One mile to go before we sleep: "On Our Own" is the last new CBS network prime-time series to premiere as part of the fall season. The honor would be questionable anyway, but it's made doubly dubious by the facts that, (A) "On Our Own" isn't any good and (B) a second "new season" is about to begin because some of the other new fall shows already have been canceled.
"On Our Own" does have thedistinction of being the only new show to be produced in New York, but this is rendered moot because the show has no New York feel or look. At heart, to stretch a term, it's not a native New Yorker; it's an L.A. transplant. The first show airs Sunday at 8:30 p.m. on Channel 9.
Perhaps if there weren't so many other minimal sitcoms on the air, this one wouldn't seem so tiring. But onetrait characters and mechanical gag lines simply are not in any stretch of any term delicacies; one has to trust one's judgment in assuming that this show would be inadequate even if it were the only limp comedy on TV.
Bess Armstrong and Lynnie Greene play, respectively, a short and a tall copy writer ofr a Manhattan ad agency. Such scrapes they get into! On the first show, they hvae to audition actors wearing only their BVDs for a deodorant commercial. The two women titter, giggle and gasp over this as if they were both trapped in a Tickle ad themselves.
"Bodies are dirty - the nuns told me," says Greene.
"You're 23 years old and you still blush when you order breast of turkey," says Armstrong.
"Ha ha ha ha ha ha ha," goes the studio audience.
Gretchen Wyler, once a big noise on Broadway, makes barely a peep as the girls' cranky boss. Like all the other characters, she's a theme in one note, but the weariest stereotype in the house is Dixie Carter's portrayal of April Baxter. April is the requisite gorgeous catty snob that has become the key stock figure of the year.
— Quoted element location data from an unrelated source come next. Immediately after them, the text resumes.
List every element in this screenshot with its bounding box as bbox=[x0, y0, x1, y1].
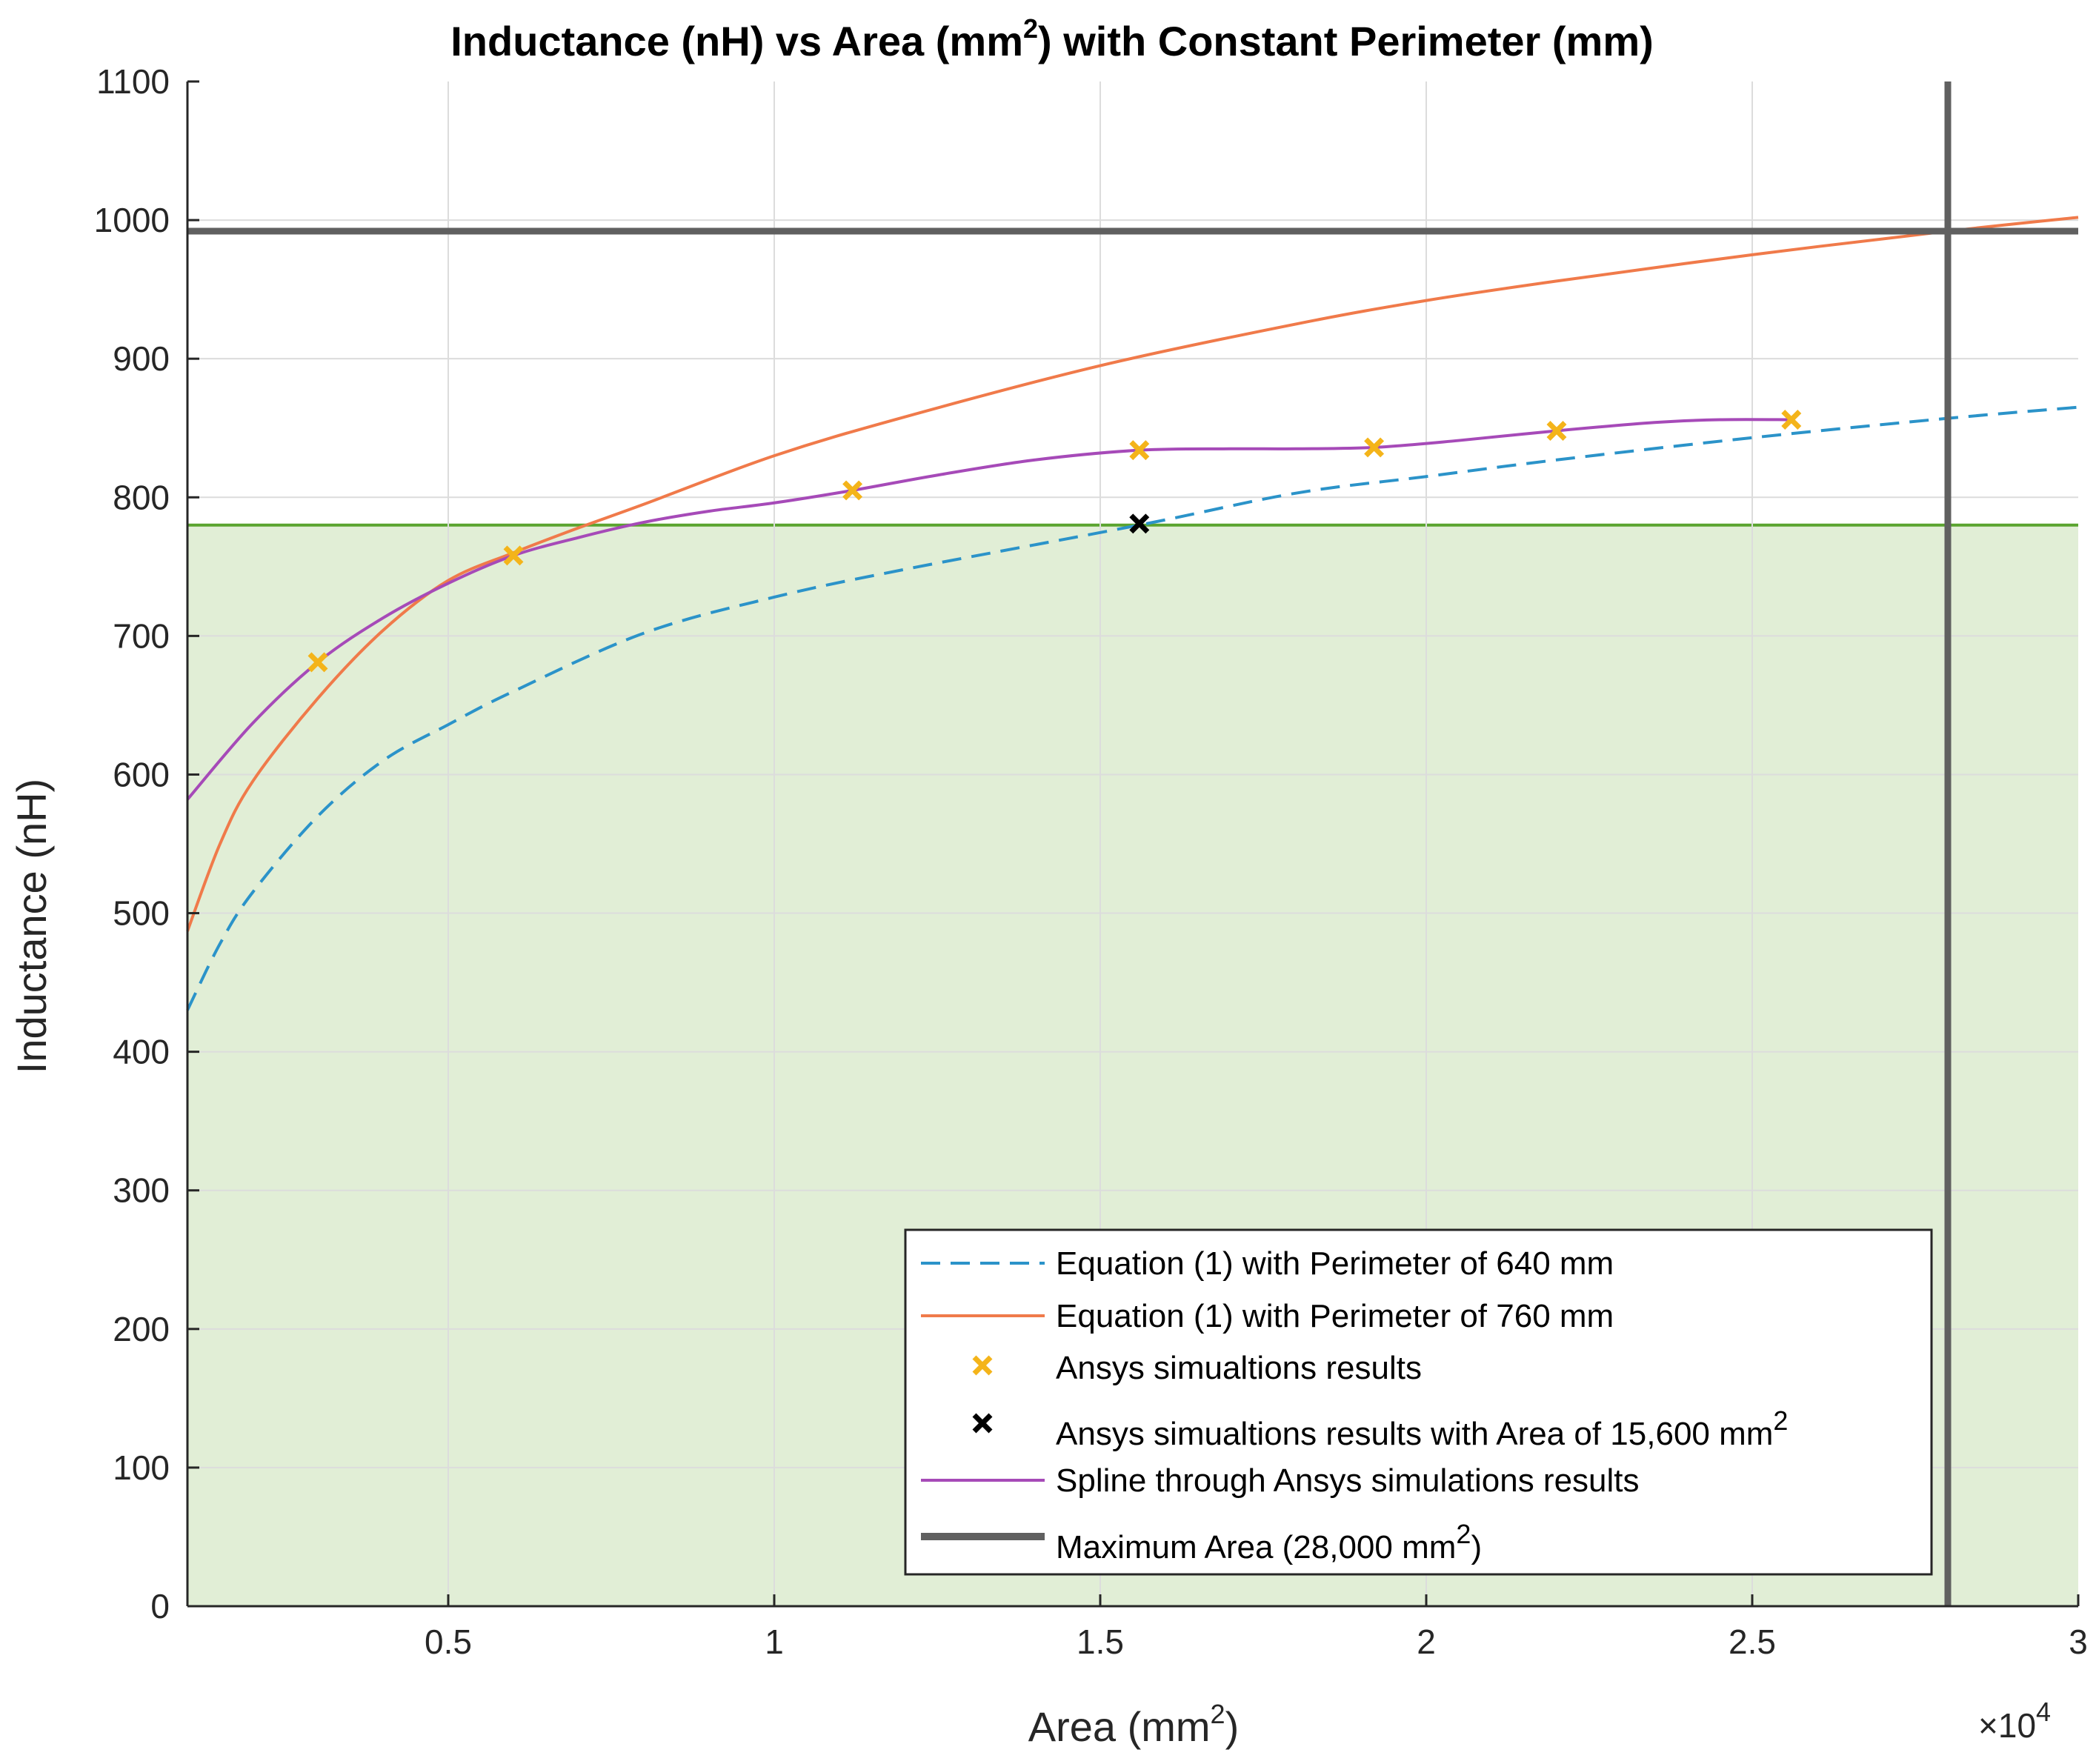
y-tick-label: 400 bbox=[113, 1033, 170, 1071]
x-tick-label: 3 bbox=[2069, 1622, 2088, 1661]
legend-label-ansys-15600: Ansys simualtions results with Area of 1… bbox=[1056, 1405, 1788, 1452]
legend-label-ansys: Ansys simualtions results bbox=[1056, 1350, 1422, 1386]
y-tick-label: 700 bbox=[113, 616, 170, 655]
series-layer bbox=[186, 216, 2079, 1011]
y-tick-label: 1000 bbox=[94, 201, 170, 239]
x-tick-label: 2.5 bbox=[1729, 1622, 1776, 1661]
y-tick-label: 800 bbox=[113, 478, 170, 516]
y-tick-label: 1100 bbox=[96, 62, 170, 101]
ansys-marker-stroke-b bbox=[1129, 440, 1150, 461]
ansys-marker bbox=[1546, 420, 1567, 441]
ansys-marker bbox=[1129, 440, 1150, 461]
y-tick-label: 100 bbox=[113, 1448, 170, 1487]
x-multiplier-base: ×10 bbox=[1978, 1706, 2036, 1745]
y-tick-label: 600 bbox=[113, 755, 170, 793]
ansys-marker-stroke-b bbox=[1781, 410, 1802, 430]
ansys-marker bbox=[307, 652, 328, 673]
x-multiplier-exp: 4 bbox=[2036, 1697, 2051, 1727]
chart-title-tail: ) with Constant Perimeter (mm) bbox=[1038, 18, 1654, 64]
x-tick-label: 1.5 bbox=[1077, 1622, 1124, 1661]
legend-label-max-area-main: Maximum Area (28,000 mm bbox=[1056, 1529, 1456, 1565]
ansys-marker-stroke-b bbox=[307, 652, 328, 673]
x-axis-multiplier: ×104 bbox=[1978, 1697, 2051, 1745]
legend-swatch-ansys-15600 bbox=[972, 1413, 993, 1434]
legend-box bbox=[904, 1228, 1933, 1576]
y-axis-label: Inductance (nH) bbox=[8, 779, 55, 1074]
ansys-15600-marker bbox=[1129, 513, 1150, 534]
x-axis-label: Area (mm2) bbox=[1028, 1699, 1239, 1750]
chart-title-main: Inductance (nH) vs Area (mm bbox=[450, 18, 1023, 64]
ansys-marker bbox=[1781, 410, 1802, 430]
y-tick-label: 200 bbox=[113, 1310, 170, 1348]
series-line-eq760 bbox=[186, 216, 2079, 932]
x-tick-label: 2 bbox=[1417, 1622, 1436, 1661]
x-axis-label-main: Area (mm bbox=[1028, 1703, 1211, 1750]
y-tick-label: 500 bbox=[113, 894, 170, 933]
ansys-marker bbox=[842, 480, 863, 501]
x-tick-label: 1 bbox=[765, 1622, 784, 1661]
axes-layer bbox=[186, 81, 2078, 1608]
series-line-eq640 bbox=[186, 405, 2079, 1011]
legend-label-max-area-sup: 2 bbox=[1456, 1519, 1471, 1549]
y-tick-label: 900 bbox=[113, 339, 170, 378]
ansys-15600-marker-stroke-b bbox=[1129, 513, 1150, 534]
x-tick-label: 0.5 bbox=[425, 1622, 472, 1661]
series-line-spline bbox=[186, 418, 1791, 801]
x-axis-label-sup: 2 bbox=[1211, 1699, 1225, 1729]
chart-title-sup: 2 bbox=[1023, 13, 1038, 44]
ansys-marker-stroke-b bbox=[842, 480, 863, 501]
legend-label-ansys-15600-sup: 2 bbox=[1773, 1405, 1788, 1436]
legend: Equation (1) with Perimeter of 640 mm Eq… bbox=[904, 1228, 1933, 1576]
ansys-marker bbox=[503, 545, 524, 566]
x-axis-label-tail: ) bbox=[1225, 1703, 1240, 1750]
ansys-marker-stroke-b bbox=[1364, 437, 1385, 458]
ansys-marker-stroke-b bbox=[503, 545, 524, 566]
ticks-layer: 0 100 200 300 400 500 600 700 800 900 1000 1100 0.5 1… bbox=[94, 62, 2088, 1661]
legend-label-eq640: Equation (1) with Perimeter of 640 mm bbox=[1056, 1245, 1614, 1282]
reference-lines-layer bbox=[187, 81, 2078, 1606]
ansys-marker bbox=[1364, 437, 1385, 458]
legend-label-spline: Spline through Ansys simulations results bbox=[1056, 1462, 1640, 1499]
y-tick-label: 0 bbox=[150, 1587, 170, 1625]
legend-label-max-area-tail: ) bbox=[1471, 1529, 1482, 1565]
legend-label-eq760: Equation (1) with Perimeter of 760 mm bbox=[1056, 1298, 1614, 1334]
ansys-marker-stroke-b bbox=[1546, 420, 1567, 441]
legend-swatch-ansys bbox=[972, 1355, 993, 1376]
legend-label-max-area: Maximum Area (28,000 mm2) bbox=[1056, 1519, 1482, 1565]
chart-title: Inductance (nH) vs Area (mm2) with Const… bbox=[450, 13, 1654, 64]
y-tick-label: 300 bbox=[113, 1171, 170, 1210]
legend-label-ansys-15600-main: Ansys simualtions results with Area of 1… bbox=[1056, 1416, 1773, 1452]
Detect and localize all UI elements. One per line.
Indeed, the moral of "On Our Own" - in addition to its selfish-'70s gospel of loving yourself no matter what your faults - appears to be that only plain people have any decency. A handsome actor who auditions for the commercial is revealed to be a cad-in-the-grass, and Baxter, whom Carter overplays with nauseating exaggeration, epitomizes attractive viciousness.
It's time someone stood up for the beautiful people of the world, to this extent at least: Plain and homely people can be rotters, too. In the case of "On Our Own," they can also be perky, jerky, winsome and tiresome bores.